One of my favourite descriptions of Citizen Kane is Roger Ebert's citation of the film as "more than a great movie; it is a gathering of all the lessons of the emerging era of sound."  All of the various innovations ascribed to Kane (the time-shifting plot, deep-focus cinematography, layered editing, etc.) had been done on lower levels in other movies before, yet Orson Welles collected all of these techniques together and used them to their fullest extent. 

In some respects, this is kind of what Big Boi was doing on Speakerboxx --- it is the crowning "gathering of all the lessons" of the Atlanta hip-hop sound.  The guest stars on the album are a who's who of Atlanta hip-hop icons, ranging from Ludacris to Lil Jon to three-fourths of the Goodie Mob.  You also had the out-of-left-field appearance of Jay Z on Flip Flop Rock, and while Jay isn't an Atlanta guy, his showing up adds to the "time capsule" effect if for no other reason than to show how Jay Z has had his fingers in every pie in the world for hip-hop and rap for almost 20 years now.  The guy is a Zelig.
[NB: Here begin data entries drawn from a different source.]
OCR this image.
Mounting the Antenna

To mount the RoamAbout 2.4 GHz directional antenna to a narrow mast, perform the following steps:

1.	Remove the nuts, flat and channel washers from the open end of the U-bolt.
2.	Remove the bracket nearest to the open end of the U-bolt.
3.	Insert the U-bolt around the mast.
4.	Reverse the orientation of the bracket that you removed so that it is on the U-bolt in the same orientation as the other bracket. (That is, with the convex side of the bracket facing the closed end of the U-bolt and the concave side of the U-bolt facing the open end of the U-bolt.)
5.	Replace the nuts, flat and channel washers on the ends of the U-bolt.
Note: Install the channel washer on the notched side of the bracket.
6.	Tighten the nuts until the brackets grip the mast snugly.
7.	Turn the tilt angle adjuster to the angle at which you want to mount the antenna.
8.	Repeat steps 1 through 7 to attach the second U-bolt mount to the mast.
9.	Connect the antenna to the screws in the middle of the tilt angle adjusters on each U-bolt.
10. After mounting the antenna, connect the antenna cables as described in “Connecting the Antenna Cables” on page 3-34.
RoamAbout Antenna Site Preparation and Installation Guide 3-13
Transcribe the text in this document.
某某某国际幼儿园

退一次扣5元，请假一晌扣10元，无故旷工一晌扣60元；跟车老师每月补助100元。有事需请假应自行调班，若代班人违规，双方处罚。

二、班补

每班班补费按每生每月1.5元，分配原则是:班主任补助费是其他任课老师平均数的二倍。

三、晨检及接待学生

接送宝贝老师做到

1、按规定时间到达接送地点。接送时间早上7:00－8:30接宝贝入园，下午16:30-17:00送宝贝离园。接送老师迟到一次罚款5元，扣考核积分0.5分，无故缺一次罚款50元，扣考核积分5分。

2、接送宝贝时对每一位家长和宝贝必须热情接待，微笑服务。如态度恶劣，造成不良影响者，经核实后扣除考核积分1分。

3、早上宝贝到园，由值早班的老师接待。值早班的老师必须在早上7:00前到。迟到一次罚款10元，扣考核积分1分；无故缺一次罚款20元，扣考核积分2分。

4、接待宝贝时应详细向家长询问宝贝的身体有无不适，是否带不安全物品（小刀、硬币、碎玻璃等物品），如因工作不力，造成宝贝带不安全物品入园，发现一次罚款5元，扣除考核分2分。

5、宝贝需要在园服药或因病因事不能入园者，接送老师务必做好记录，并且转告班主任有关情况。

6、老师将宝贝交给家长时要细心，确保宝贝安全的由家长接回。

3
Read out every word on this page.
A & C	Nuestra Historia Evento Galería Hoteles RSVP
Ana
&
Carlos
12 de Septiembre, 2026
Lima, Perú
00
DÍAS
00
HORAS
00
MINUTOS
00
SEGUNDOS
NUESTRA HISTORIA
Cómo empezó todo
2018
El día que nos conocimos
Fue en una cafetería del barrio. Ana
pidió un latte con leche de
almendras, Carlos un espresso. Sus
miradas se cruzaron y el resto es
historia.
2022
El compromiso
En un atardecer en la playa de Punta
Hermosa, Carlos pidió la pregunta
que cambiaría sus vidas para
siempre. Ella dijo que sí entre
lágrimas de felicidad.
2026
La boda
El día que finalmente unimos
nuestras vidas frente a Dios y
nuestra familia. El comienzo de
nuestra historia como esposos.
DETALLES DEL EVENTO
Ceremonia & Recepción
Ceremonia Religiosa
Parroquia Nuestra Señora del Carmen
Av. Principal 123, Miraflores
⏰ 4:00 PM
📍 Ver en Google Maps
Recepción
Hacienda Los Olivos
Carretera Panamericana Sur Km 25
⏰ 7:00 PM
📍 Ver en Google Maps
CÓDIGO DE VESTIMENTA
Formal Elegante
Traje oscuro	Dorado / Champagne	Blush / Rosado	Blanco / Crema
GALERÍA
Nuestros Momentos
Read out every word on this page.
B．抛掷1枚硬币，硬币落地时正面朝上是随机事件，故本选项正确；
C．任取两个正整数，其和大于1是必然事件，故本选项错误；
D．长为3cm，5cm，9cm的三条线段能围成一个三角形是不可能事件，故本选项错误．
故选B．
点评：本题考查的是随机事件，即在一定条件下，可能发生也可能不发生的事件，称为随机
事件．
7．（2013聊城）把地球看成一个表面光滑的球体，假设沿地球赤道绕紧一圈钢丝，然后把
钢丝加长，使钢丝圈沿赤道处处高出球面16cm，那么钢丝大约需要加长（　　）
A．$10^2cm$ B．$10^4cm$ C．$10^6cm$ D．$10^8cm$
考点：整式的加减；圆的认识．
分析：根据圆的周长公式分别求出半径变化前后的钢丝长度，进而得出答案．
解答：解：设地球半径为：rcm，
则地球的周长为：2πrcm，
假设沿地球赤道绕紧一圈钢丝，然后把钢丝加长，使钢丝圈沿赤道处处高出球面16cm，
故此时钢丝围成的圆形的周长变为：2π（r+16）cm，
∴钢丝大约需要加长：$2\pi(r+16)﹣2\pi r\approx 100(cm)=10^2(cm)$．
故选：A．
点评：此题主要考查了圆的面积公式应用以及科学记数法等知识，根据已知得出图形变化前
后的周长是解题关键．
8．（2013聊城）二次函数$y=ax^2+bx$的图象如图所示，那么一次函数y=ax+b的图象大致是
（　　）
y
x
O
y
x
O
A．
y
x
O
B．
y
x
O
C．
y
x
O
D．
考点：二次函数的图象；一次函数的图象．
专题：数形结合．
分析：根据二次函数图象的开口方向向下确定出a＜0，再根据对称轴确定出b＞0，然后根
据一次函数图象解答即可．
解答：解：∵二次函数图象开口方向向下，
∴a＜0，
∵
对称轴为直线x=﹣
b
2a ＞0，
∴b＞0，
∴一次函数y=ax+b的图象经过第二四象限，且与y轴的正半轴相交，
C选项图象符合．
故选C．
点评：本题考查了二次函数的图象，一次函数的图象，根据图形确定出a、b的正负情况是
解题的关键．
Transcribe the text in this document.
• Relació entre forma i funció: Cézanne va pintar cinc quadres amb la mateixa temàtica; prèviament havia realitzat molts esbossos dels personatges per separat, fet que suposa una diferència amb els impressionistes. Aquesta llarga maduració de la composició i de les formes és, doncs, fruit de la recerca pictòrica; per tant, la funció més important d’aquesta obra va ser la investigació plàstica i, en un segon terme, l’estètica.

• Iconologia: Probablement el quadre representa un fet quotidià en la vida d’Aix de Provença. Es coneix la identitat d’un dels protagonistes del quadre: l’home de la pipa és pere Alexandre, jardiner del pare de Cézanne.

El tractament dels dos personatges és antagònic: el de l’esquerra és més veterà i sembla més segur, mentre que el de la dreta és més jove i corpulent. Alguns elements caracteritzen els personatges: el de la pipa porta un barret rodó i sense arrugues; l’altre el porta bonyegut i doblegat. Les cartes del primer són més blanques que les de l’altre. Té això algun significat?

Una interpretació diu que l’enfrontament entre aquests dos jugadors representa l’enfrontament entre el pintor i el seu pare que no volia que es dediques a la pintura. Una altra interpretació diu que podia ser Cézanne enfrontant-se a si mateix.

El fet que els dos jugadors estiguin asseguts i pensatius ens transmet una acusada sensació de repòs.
It's easier for the casual music fan (i.e. the non-hip hop lovers who made S/TLB such a crossover hit) to appreciate Andre's side since he was dealing in broader forms of music, whereas I'd be willing to bet that those well-versed in hip-hop history probably see Speakerboxx as the superior disc.  I should note, of course, that I am in no way any sort of an expert on Atlanta hip-hop and there's a good chance I have no idea what I'm talking about, but this is merely how the situation *seems* to me.

As to the Hey Ya argument, I can't argue with that.  Hey Ya is an amazing song, the song of the 21st century, and probably the biggest reason why S/TLB made such a cultural impact.  That said, it doesn't totally excuse the extra dead weight on the record.  Love Below is almost 20 minutes longer than Speakerboxx and that added time starts to drag on you --- removing the three interludes, the My Favourite Things remix and A Life In The Day of Benjamin Andre would go a long towards tightening things up.  (The last track brings the album to a nice narrative close, though it's not really a song.)  I should sit down sometime to rank all 39 tracks on S/TLB, and if I do so, I suspect Speakerboxx may have up to two-thirds of the top fifteen.

Again, I love The Love Below!  I shouldn't need to denigrate it to praise what Big Boi was doing on the other end of the album.  The fact that fans are still debating this after 11 years is a sign of just how this record has endured and how it's one of the true timeless classics of modern music.